The Foamex L.P. Credit Facility contains certain quarterly financial
covenants which become more restrictive during 2001. Foamex L.P. anticipates
that it will continue to comply in 2001 with the various quarterly financial
covenants in the Foamex L.P. Credit Facility. Management's current business plan
for Foamex L.P. anticipate customer selling price increases in response to
higher raw material costs, improved working capital management, a reduced
capital expenditure program, declining interest rates, successful implementation
of on-going cost savings initiatives and improved operating efficiencies. The
achievement of the business plan is necessary for compliance with the various
financial covenants in 2001.
The possibility exists that certain financial covenants will not be met if
business conditions are other than as anticipated or other unforeseen events
impact results. In the absence of a waiver of or amendment to such financial
covenants, such noncompliance would constitute a default under the Foamex L.P.
Credit Facility and the lenders would be entitled to accelerate the maturity of
the indebtedness outstanding thereunder. If any such default occurs under the
Foamex L.P. Credit Facility, it would also result in a default under the senior
subordinated notes described above. In the event that such noncompliance appears
likely, or occurs, Foamex L.P. will seek the lenders' approvals of amendments
to, or waivers of, such financial covenants. Historically, Foamex L.P. has been
able to renegotiate financial covenants and/or obtain waivers, as required, and
management believes such waivers and/or amendments could be obtained if
required.
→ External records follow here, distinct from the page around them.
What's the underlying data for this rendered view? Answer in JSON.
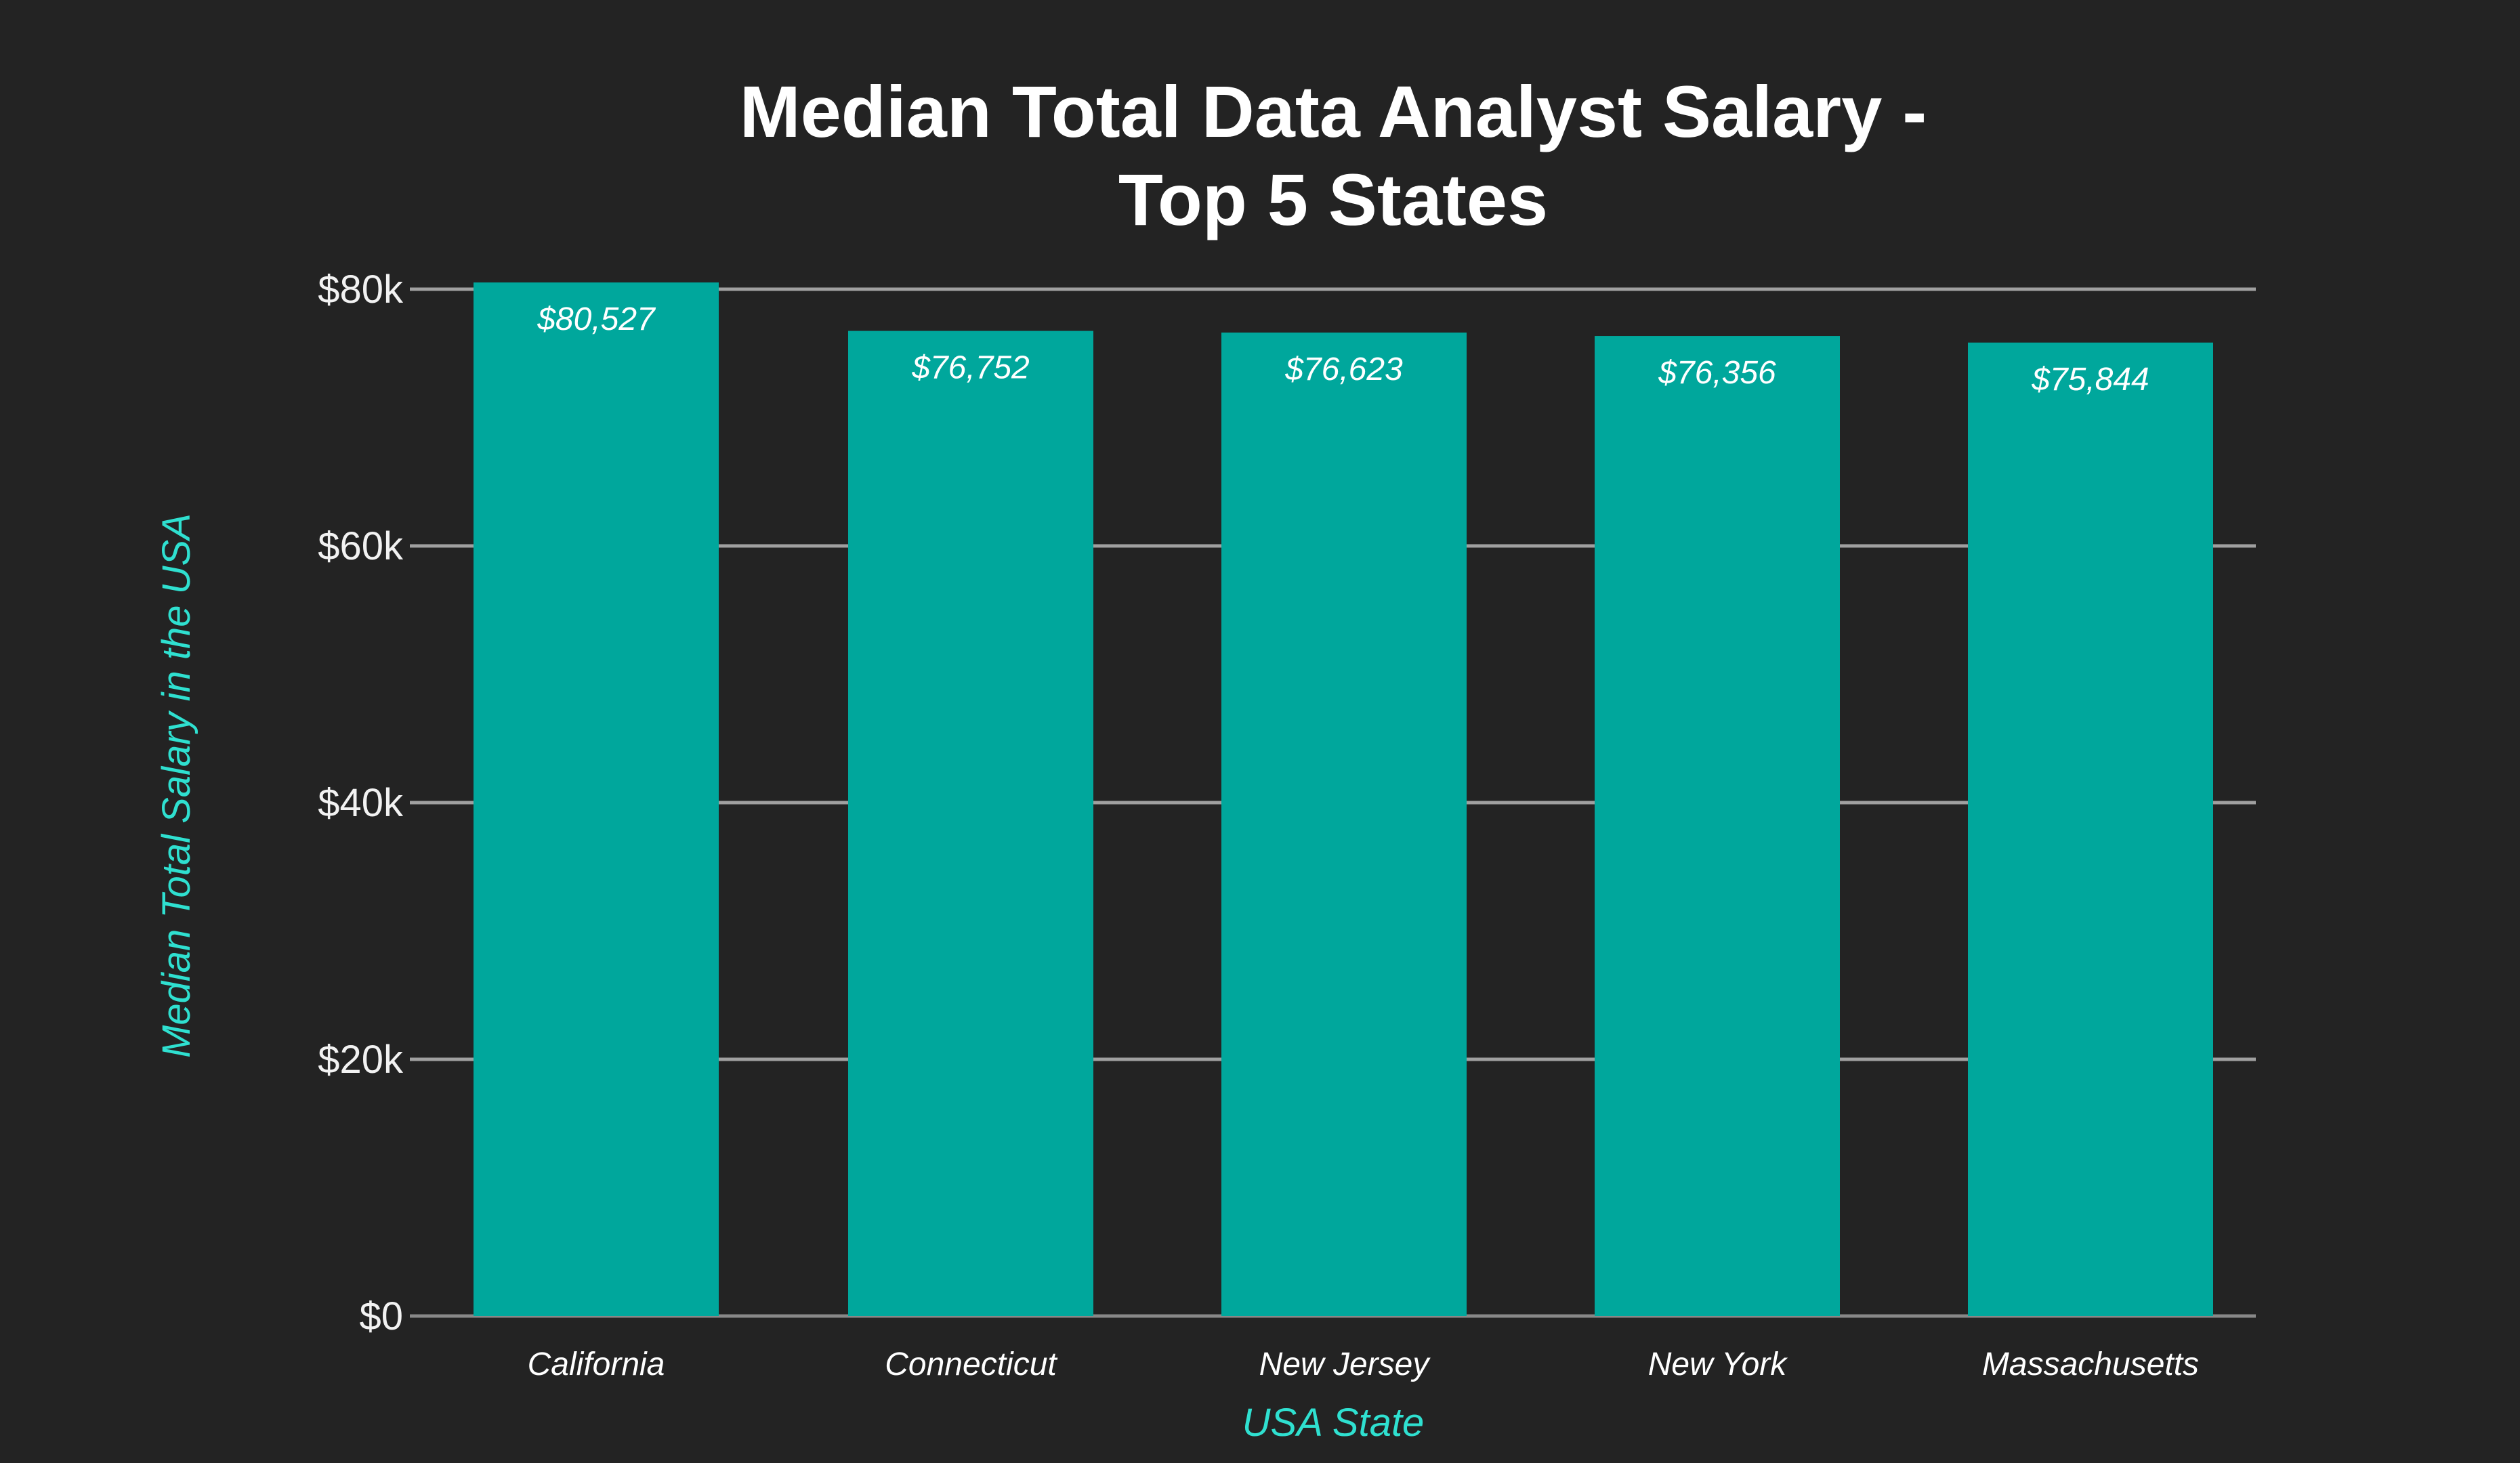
{
  "chart_data": {
    "type": "bar",
    "title": "Median Total Data Analyst Salary - Top 5 States",
    "title_lines": [
      "Median Total Data Analyst Salary -",
      "Top 5 States"
    ],
    "xlabel": "USA State",
    "ylabel": "Median Total Salary in the USA",
    "categories": [
      "California",
      "Connecticut",
      "New Jersey",
      "New York",
      "Massachusetts"
    ],
    "values": [
      80527,
      76752,
      76623,
      76356,
      75844
    ],
    "value_labels": [
      "$80,527",
      "$76,752",
      "$76,623",
      "$76,356",
      "$75,844"
    ],
    "ylim": [
      0,
      80000
    ],
    "yticks": [
      0,
      20000,
      40000,
      60000,
      80000
    ],
    "ytick_labels": [
      "$0",
      "$20k",
      "$40k",
      "$60k",
      "$80k"
    ],
    "grid": true,
    "colors": {
      "background": "#232323",
      "bar": "#00a79c",
      "grid": "#a0a0a0",
      "axis_title": "#2fe0d0"
    }
  }
}
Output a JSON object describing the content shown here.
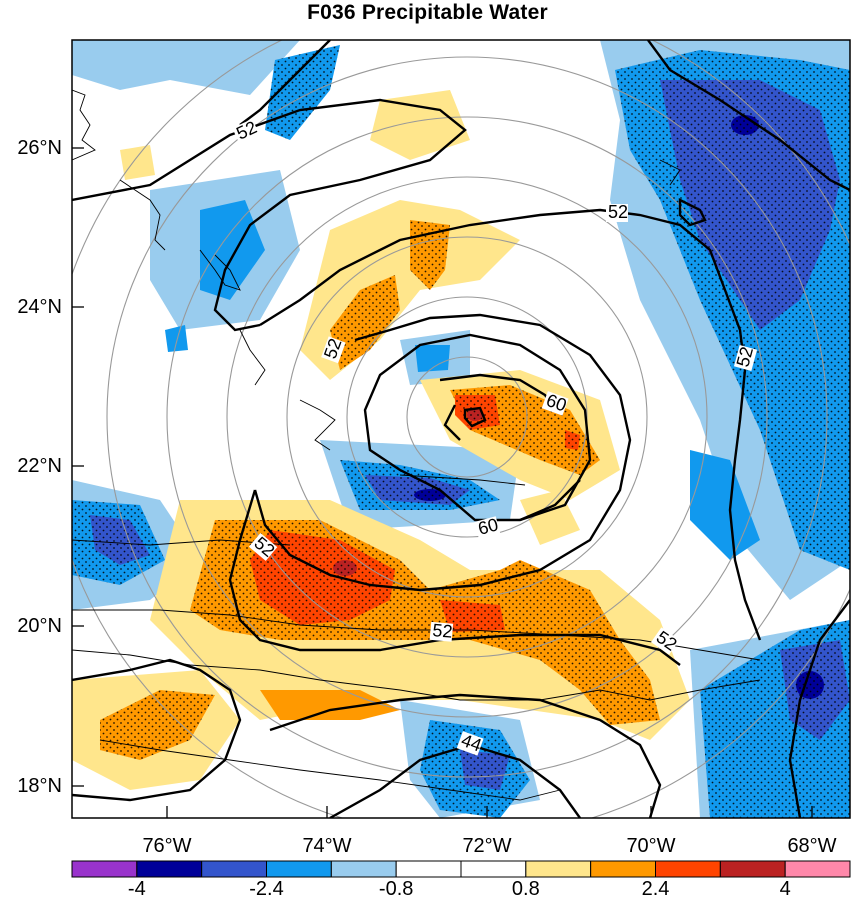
{
  "title": "F036 Precipitable Water",
  "lat_labels": [
    "26°N",
    "24°N",
    "22°N",
    "20°N",
    "18°N"
  ],
  "lon_labels": [
    "76°W",
    "74°W",
    "72°W",
    "70°W",
    "68°W"
  ],
  "contour_labels": [
    "52",
    "52",
    "52",
    "60",
    "60",
    "52",
    "52",
    "52",
    "52",
    "44"
  ],
  "colorbar": {
    "colors": [
      "#9933cc",
      "#000099",
      "#3355cc",
      "#1199ee",
      "#99ccee",
      "#ffffff",
      "#ffffff",
      "#ffe68c",
      "#ff9900",
      "#ff4400",
      "#bb2222",
      "#ff88aa"
    ],
    "labels": [
      "-4",
      "-2.4",
      "-0.8",
      "0.8",
      "2.4",
      "4"
    ]
  }
}
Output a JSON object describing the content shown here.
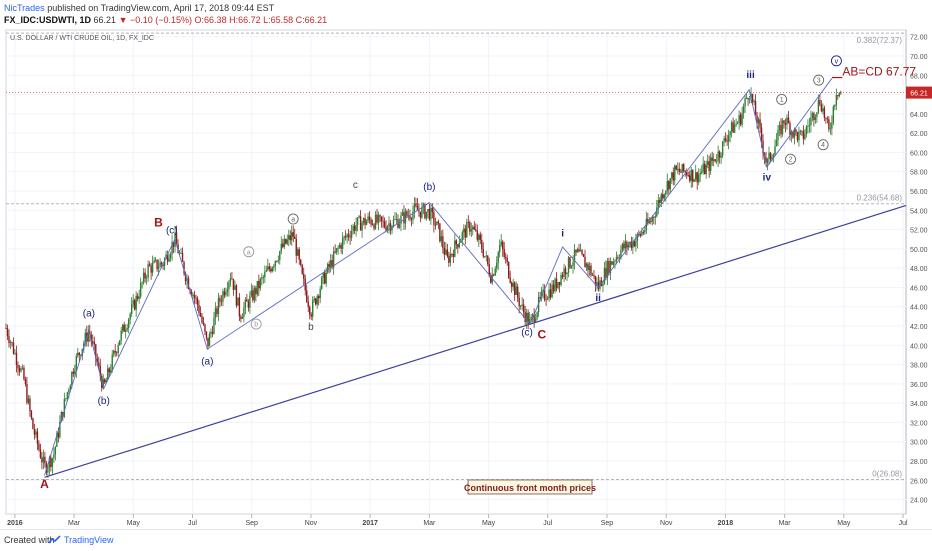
{
  "header": {
    "author": "NicTrades",
    "published": " published on TradingView.com, April 17, 2018 09:44 EST",
    "symbol": "FX_IDC:USDWTI, 1D",
    "last": "66.21",
    "change": "▼ −0.10 (−0.15%)",
    "ohlc": "O:66.38 H:66.72 L:65.58 C:66.21"
  },
  "footer": {
    "created": "Created with",
    "brand": "TradingView"
  },
  "chart_data": {
    "type": "candlestick",
    "title": "U.S. DOLLAR / WTI CRUDE OIL, 1D, FX_IDC",
    "ylim": [
      22.5,
      72.7
    ],
    "y_ticks": [
      24,
      26,
      28,
      30,
      32,
      34,
      36,
      38,
      40,
      42,
      44,
      46,
      48,
      50,
      52,
      54,
      56,
      58,
      60,
      62,
      64,
      66,
      68,
      70,
      72
    ],
    "x_ticks": [
      {
        "label": "2016",
        "x": 0
      },
      {
        "label": "Mar",
        "x": 2
      },
      {
        "label": "May",
        "x": 4
      },
      {
        "label": "Jul",
        "x": 6
      },
      {
        "label": "Sep",
        "x": 8
      },
      {
        "label": "Nov",
        "x": 10
      },
      {
        "label": "2017",
        "x": 12
      },
      {
        "label": "Mar",
        "x": 14
      },
      {
        "label": "May",
        "x": 16
      },
      {
        "label": "Jul",
        "x": 18
      },
      {
        "label": "Sep",
        "x": 20
      },
      {
        "label": "Nov",
        "x": 22
      },
      {
        "label": "2018",
        "x": 24
      },
      {
        "label": "Mar",
        "x": 26
      },
      {
        "label": "May",
        "x": 28
      },
      {
        "label": "Jul",
        "x": 30
      }
    ],
    "price_path": [
      [
        -0.3,
        41.8
      ],
      [
        0.3,
        36.5
      ],
      [
        0.6,
        31.5
      ],
      [
        1.0,
        27.3
      ],
      [
        1.3,
        28.5
      ],
      [
        1.6,
        33
      ],
      [
        2.0,
        38
      ],
      [
        2.5,
        41.5
      ],
      [
        3.0,
        35.5
      ],
      [
        3.5,
        40.5
      ],
      [
        4.0,
        44
      ],
      [
        4.5,
        48
      ],
      [
        5.0,
        48.5
      ],
      [
        5.4,
        51
      ],
      [
        5.8,
        47
      ],
      [
        6.2,
        44
      ],
      [
        6.5,
        40
      ],
      [
        6.9,
        44.5
      ],
      [
        7.3,
        47.5
      ],
      [
        7.6,
        43.2
      ],
      [
        8.0,
        45
      ],
      [
        8.5,
        47.5
      ],
      [
        9.0,
        50
      ],
      [
        9.4,
        51.5
      ],
      [
        9.7,
        47
      ],
      [
        10.0,
        43.5
      ],
      [
        10.3,
        46
      ],
      [
        10.6,
        48
      ],
      [
        11.0,
        50.5
      ],
      [
        11.5,
        52.5
      ],
      [
        12.0,
        53
      ],
      [
        12.5,
        52.5
      ],
      [
        13.0,
        53
      ],
      [
        13.5,
        54
      ],
      [
        14.0,
        53.8
      ],
      [
        14.3,
        52
      ],
      [
        14.6,
        48.8
      ],
      [
        15.0,
        51
      ],
      [
        15.4,
        52.5
      ],
      [
        15.8,
        50
      ],
      [
        16.1,
        47
      ],
      [
        16.4,
        50.5
      ],
      [
        16.8,
        46.5
      ],
      [
        17.1,
        44
      ],
      [
        17.4,
        42.2
      ],
      [
        17.8,
        45
      ],
      [
        18.2,
        46
      ],
      [
        18.6,
        48
      ],
      [
        19.0,
        49.5
      ],
      [
        19.4,
        48
      ],
      [
        19.7,
        46
      ],
      [
        20.0,
        48
      ],
      [
        20.5,
        50
      ],
      [
        21.0,
        51
      ],
      [
        21.5,
        53
      ],
      [
        21.9,
        56
      ],
      [
        22.3,
        58
      ],
      [
        22.7,
        58
      ],
      [
        23.0,
        57.5
      ],
      [
        23.4,
        58.5
      ],
      [
        23.8,
        60
      ],
      [
        24.1,
        62
      ],
      [
        24.5,
        63.5
      ],
      [
        24.8,
        66.5
      ],
      [
        25.1,
        63
      ],
      [
        25.4,
        58.7
      ],
      [
        25.7,
        61
      ],
      [
        26.0,
        63.5
      ],
      [
        26.3,
        62
      ],
      [
        26.6,
        61.5
      ],
      [
        26.9,
        63.5
      ],
      [
        27.2,
        65.5
      ],
      [
        27.5,
        62
      ],
      [
        27.75,
        66.5
      ],
      [
        27.9,
        66.2
      ]
    ],
    "fib_levels": [
      {
        "label": "0.382(72.37)",
        "value": 72.37
      },
      {
        "label": "0.236(54.68)",
        "value": 54.68
      },
      {
        "label": "0(26.08)",
        "value": 26.08
      }
    ],
    "trendline": {
      "from": {
        "x": 1.0,
        "y": 26.3
      },
      "to": {
        "x": 30.1,
        "y": 54.5
      }
    },
    "zigzag": [
      {
        "x": 1.0,
        "y": 26.5
      },
      {
        "x": 2.5,
        "y": 41.5
      },
      {
        "x": 3.0,
        "y": 35.5
      },
      {
        "x": 5.4,
        "y": 51.0
      },
      {
        "x": 6.5,
        "y": 39.6
      },
      {
        "x": 14.0,
        "y": 54.8
      },
      {
        "x": 17.4,
        "y": 42.2
      },
      {
        "x": 18.5,
        "y": 50.2
      },
      {
        "x": 19.7,
        "y": 46.0
      },
      {
        "x": 24.8,
        "y": 66.5
      },
      {
        "x": 25.4,
        "y": 58.5
      },
      {
        "x": 27.6,
        "y": 67.7
      }
    ],
    "labels": [
      {
        "text": "A",
        "x": 1.0,
        "y": 25.2,
        "color": "#a31515",
        "size": 12,
        "bold": true
      },
      {
        "text": "(a)",
        "x": 2.5,
        "y": 43.0,
        "color": "#1a237e",
        "size": 10
      },
      {
        "text": "(b)",
        "x": 3.0,
        "y": 33.9,
        "color": "#1a237e",
        "size": 10
      },
      {
        "text": "B",
        "x": 4.85,
        "y": 52.3,
        "color": "#a31515",
        "size": 12,
        "bold": true
      },
      {
        "text": "(c)",
        "x": 5.3,
        "y": 51.6,
        "color": "#1a237e",
        "size": 10
      },
      {
        "text": "(a)",
        "x": 6.5,
        "y": 38.0,
        "color": "#1a237e",
        "size": 10
      },
      {
        "text": "b",
        "x": 10.0,
        "y": 41.6,
        "color": "#444444",
        "size": 10
      },
      {
        "text": "c",
        "x": 11.5,
        "y": 56.3,
        "color": "#444444",
        "size": 10
      },
      {
        "text": "(b)",
        "x": 14.0,
        "y": 56.1,
        "color": "#1a237e",
        "size": 10
      },
      {
        "text": "(c)",
        "x": 17.3,
        "y": 41.0,
        "color": "#1a237e",
        "size": 10
      },
      {
        "text": "C",
        "x": 17.8,
        "y": 40.7,
        "color": "#a31515",
        "size": 12,
        "bold": true
      },
      {
        "text": "i",
        "x": 18.5,
        "y": 51.3,
        "color": "#1a237e",
        "size": 10,
        "bold": true
      },
      {
        "text": "ii",
        "x": 19.7,
        "y": 44.6,
        "color": "#1a237e",
        "size": 10,
        "bold": true
      },
      {
        "text": "iii",
        "x": 24.85,
        "y": 67.7,
        "color": "#1a237e",
        "size": 10,
        "bold": true
      },
      {
        "text": "iv",
        "x": 25.4,
        "y": 57.1,
        "color": "#1a237e",
        "size": 10,
        "bold": true
      },
      {
        "text": "AB=CD 67.77",
        "x": 27.95,
        "y": 68.0,
        "color": "#a31515",
        "size": 12,
        "anchor": "start"
      }
    ],
    "circled_labels": [
      {
        "text": "a",
        "x": 9.4,
        "y": 53.1,
        "color": "#666666"
      },
      {
        "text": "b",
        "x": 8.15,
        "y": 42.2,
        "color": "#999999"
      },
      {
        "text": "a",
        "x": 7.9,
        "y": 49.7,
        "color": "#999999"
      },
      {
        "text": "1",
        "x": 25.9,
        "y": 65.5,
        "color": "#666666"
      },
      {
        "text": "2",
        "x": 26.2,
        "y": 59.3,
        "color": "#666666"
      },
      {
        "text": "3",
        "x": 27.15,
        "y": 67.5,
        "color": "#666666"
      },
      {
        "text": "4",
        "x": 27.3,
        "y": 60.8,
        "color": "#666666"
      },
      {
        "text": "v",
        "x": 27.75,
        "y": 69.5,
        "color": "#1a237e"
      }
    ],
    "annotation_box": {
      "text": "Continuous front month prices",
      "x": 17.4,
      "y": 25.2
    },
    "last_price": {
      "label": "66.21",
      "value": 66.21,
      "color": "#c62828"
    }
  }
}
However, there can be no assurance of future amendments or waivers
will be obtained.
F-39
FOAMEX L.P. AND SUBSIDIARIES
INDEX TO FINANCIAL STATEMENT SCHEDULE
Index to Financial Statement Schedule
Schedule II - Valuation and Qualifying Accounts
All other schedules are omitted since the required information is not present or
is not present in amounts sufficient to require submission of the schedule, or
because the information required is included in the consolidated financial
statements and notes thereto.
S-1
Schedule II
FOAMEX L.P. AND SUBSIDIARIES
VALUATION AND QUALIFYING ACCOUNTS
(thousands)
Balance at Charged to Charged to Balance at
Beginning of Costs and other End of
Period Expenses Accounts Deductions Period
------------ ---------- ---------- ---------- ----------
YEAR ENDED DECEMBER 31, 2000
Allowance for Uncollectible Accounts $ 4,333 $ 1,736 $ - $ 857 $5,212
======= ======= ======= ====== ======
Reserve for Discounts $ 977 $ - $ 9,379 (1) $9,110 $1,246
======= ======= ======= ====== ======
Deferred Income Tax Asset Valuation Allowance $ 711 $ 720 $ - $ - $1,431
======= ======= ======= ====== ======
YEAR ENDED DECEMBER 31, 1999
Allowance for Uncollectible Accounts $ 6,349 $ 2,493 $ - $4,509 $4,333
======= ======= ======= ====== ======
Reserve for Discounts $ 929 $ - $ 9,365 (1) $9,317 $ 977
======= ======= ======= ====== ======
Deferred Income Tax Asset Valuation Allowance $ - $ 711 $ - $ - $ 711
======= ======= ======= ====== ======
YEAR ENDED DECEMBER 31, 1998
Allowance for Uncollectible Accounts $ 6,844 $ 2,000 $ (762)(1)(2) $1,733 $6,349
======= ======= ======= ====== ======
Reserve for Discounts $ 1,238 $ - $ 6,889 (1) $7,198 $ 929
======= ======= ======= ====== ======
Deferred Income Tax Asset Valuation Allowance $ 9,097 $ - $(9,097)(3) $ - $ -
======= ======= ======= ====== ======
(1) Discounts and billing adjustments reflect a reduction in net sales.
(2) Includes $3.2 million of reserves transferred out due to the GFI
Transaction.
(3) Represents valuation allowances transferred out due to the GFI Transaction.